Ocean Sun told Dialogue Earth in March that the Shandong project is a part of the company’s ongoing cooperation on research and development with SPIC, and it is not in a position to comment on the footage.

Hopes and challenges for ocean-based solar

Building floating ocean solar farm is “much more challenging” than onshore construction and once built they face far tougher conditions, including saltwater that corrodes electronics and battering from waves and wind, Bjørneklett points out.

The Norwegian thinks completely offshore floating solar “will probably not happen right away” because it can “easily become too expensive”. A more promising option is to build in semi-sheltered waters, he adds.

Another hurdle is a shortage of experience in the development, design, installation and operation of such projects.
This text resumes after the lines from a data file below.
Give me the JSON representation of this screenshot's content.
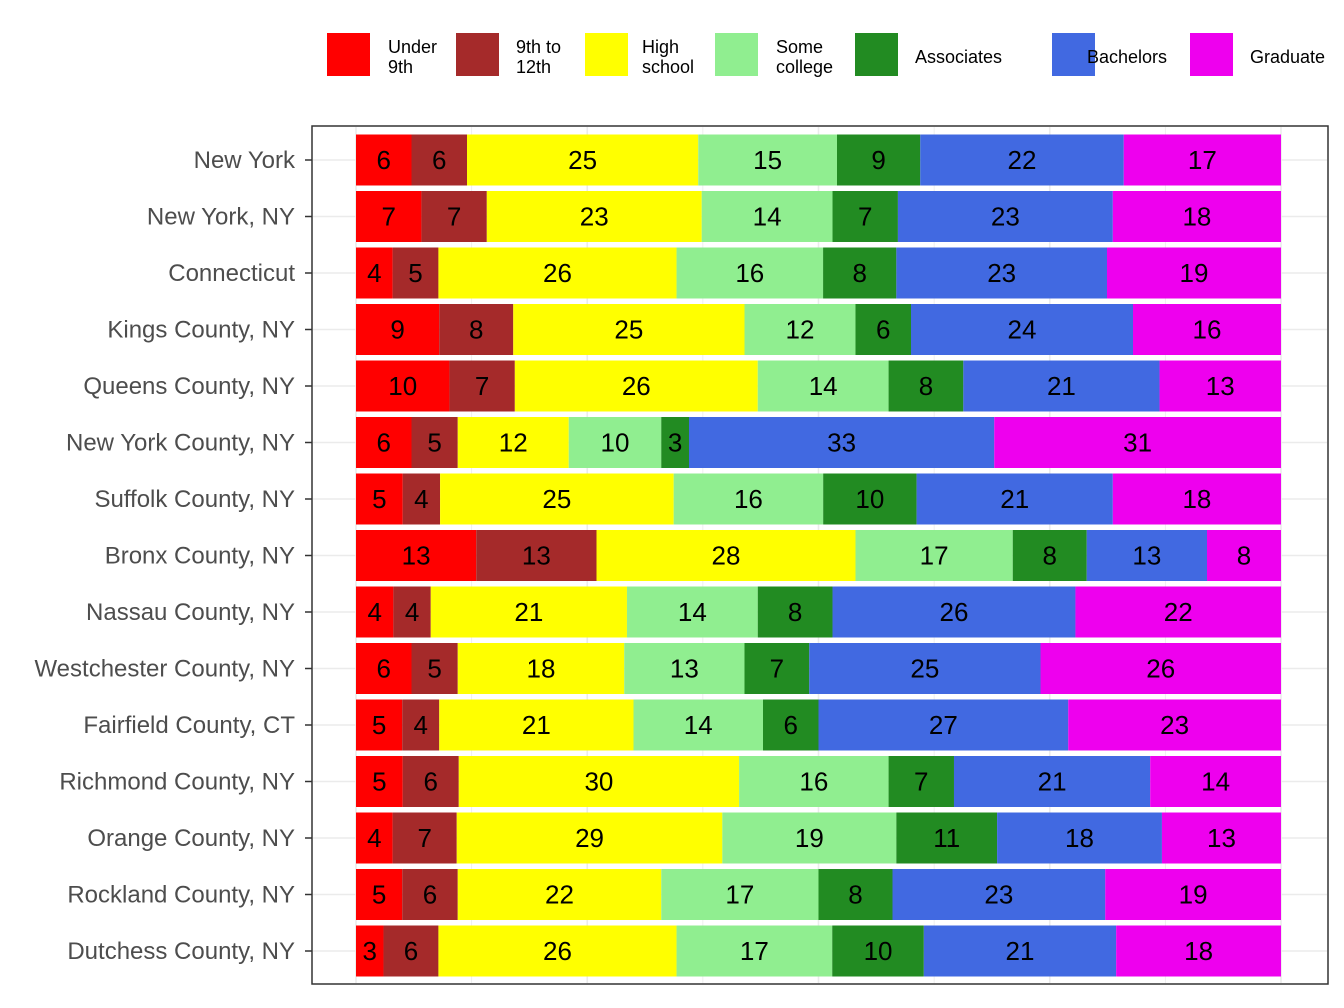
{
  "chart_data": {
    "type": "bar",
    "orientation": "horizontal",
    "stacked": "percent",
    "grid": true,
    "legend_position": "top",
    "categories": [
      "New York",
      "New York, NY",
      "Connecticut",
      "Kings County, NY",
      "Queens County, NY",
      "New York County, NY",
      "Suffolk County, NY",
      "Bronx County, NY",
      "Nassau County, NY",
      "Westchester County, NY",
      "Fairfield County, CT",
      "Richmond County, NY",
      "Orange County, NY",
      "Rockland County, NY",
      "Dutchess County, NY"
    ],
    "series": [
      {
        "name": "Under 9th",
        "legend_lines": [
          "Under",
          "9th"
        ],
        "color": "#FF0000",
        "values": [
          6,
          7,
          4,
          9,
          10,
          6,
          5,
          13,
          4,
          6,
          5,
          5,
          4,
          5,
          3
        ]
      },
      {
        "name": "9th to 12th",
        "legend_lines": [
          "9th to",
          "12th"
        ],
        "color": "#A52A2A",
        "values": [
          6,
          7,
          5,
          8,
          7,
          5,
          4,
          13,
          4,
          5,
          4,
          6,
          7,
          6,
          6
        ]
      },
      {
        "name": "High school",
        "legend_lines": [
          "High",
          "school"
        ],
        "color": "#FFFF00",
        "values": [
          25,
          23,
          26,
          25,
          26,
          12,
          25,
          28,
          21,
          18,
          21,
          30,
          29,
          22,
          26
        ]
      },
      {
        "name": "Some college",
        "legend_lines": [
          "Some",
          "college"
        ],
        "color": "#90EE90",
        "values": [
          15,
          14,
          16,
          12,
          14,
          10,
          16,
          17,
          14,
          13,
          14,
          16,
          19,
          17,
          17
        ]
      },
      {
        "name": "Associates",
        "legend_lines": [
          "Associates"
        ],
        "color": "#228B22",
        "values": [
          9,
          7,
          8,
          6,
          8,
          3,
          10,
          8,
          8,
          7,
          6,
          7,
          11,
          8,
          10
        ]
      },
      {
        "name": "Bachelors",
        "legend_lines": [
          "Bachelors"
        ],
        "color": "#4169E1",
        "values": [
          22,
          23,
          23,
          24,
          21,
          33,
          21,
          13,
          26,
          25,
          27,
          21,
          18,
          23,
          21
        ]
      },
      {
        "name": "Graduate",
        "legend_lines": [
          "Graduate"
        ],
        "color": "#EE00EE",
        "values": [
          17,
          18,
          19,
          16,
          13,
          31,
          18,
          8,
          22,
          26,
          23,
          14,
          13,
          19,
          18
        ]
      }
    ]
  }
}
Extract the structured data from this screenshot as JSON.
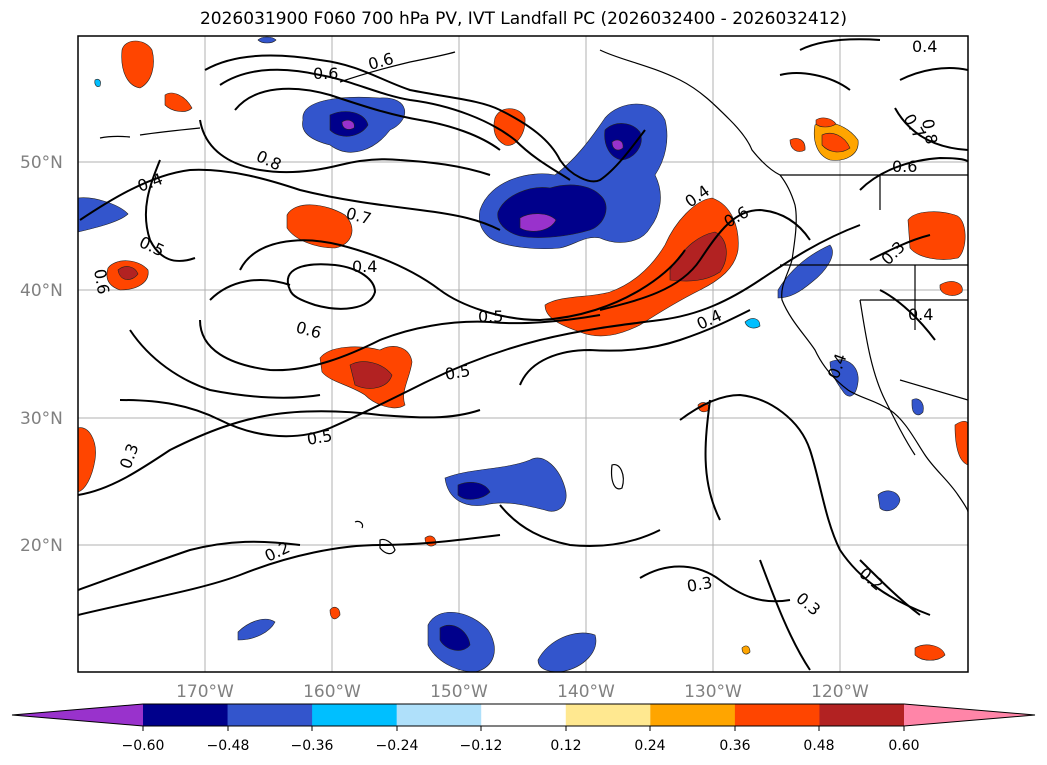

Xu, of CRESA, says that China needs to continue accumulating experience and enhance its ability to come up with different designs for different natural conditions and power demands.

In terms of non-technical challenges, the lack of industry regulations is viewed as a roadblock. Standards and policies will need to be established for various aspects, Xu notes, including sea-usage permitting, connection to power grids, environmental assessments and project approval.

Coordination between government agencies will also be crucial.

Trade body the China Photovoltaic Industry Association has called for improved standards and a certification system for the sector.

In a report on the status and challenges of ocean-based solar power in China, it said energy, maritime, natural resources, power grid and other relevant authorities should join forces to formulate a template for the overall approval process of marine energy projects and guide companies to develop them.

China’s advanced manufacturing capabilities can give it a boost. Major Chinese solar power manufacturers are already working in the coastal and offshore areas: Sungrow set up a subsidiary for developing floating-solar businesses as early as 2016; Jinko Solar has created double-sided solar panels that can generate power from light reflected off the ocean surface; and JA Solar has unveiled two types of marine solar panels – one for projects fixed to the seabed with posts, and another for those that float.

“China has the largest and most complete industry chain for onshore solar. This can provide it with a large volume of technological experiences and reserves,” Zhou says.

He believes the country is “perfectly capable of” taking its onshore experience out to sea step by step.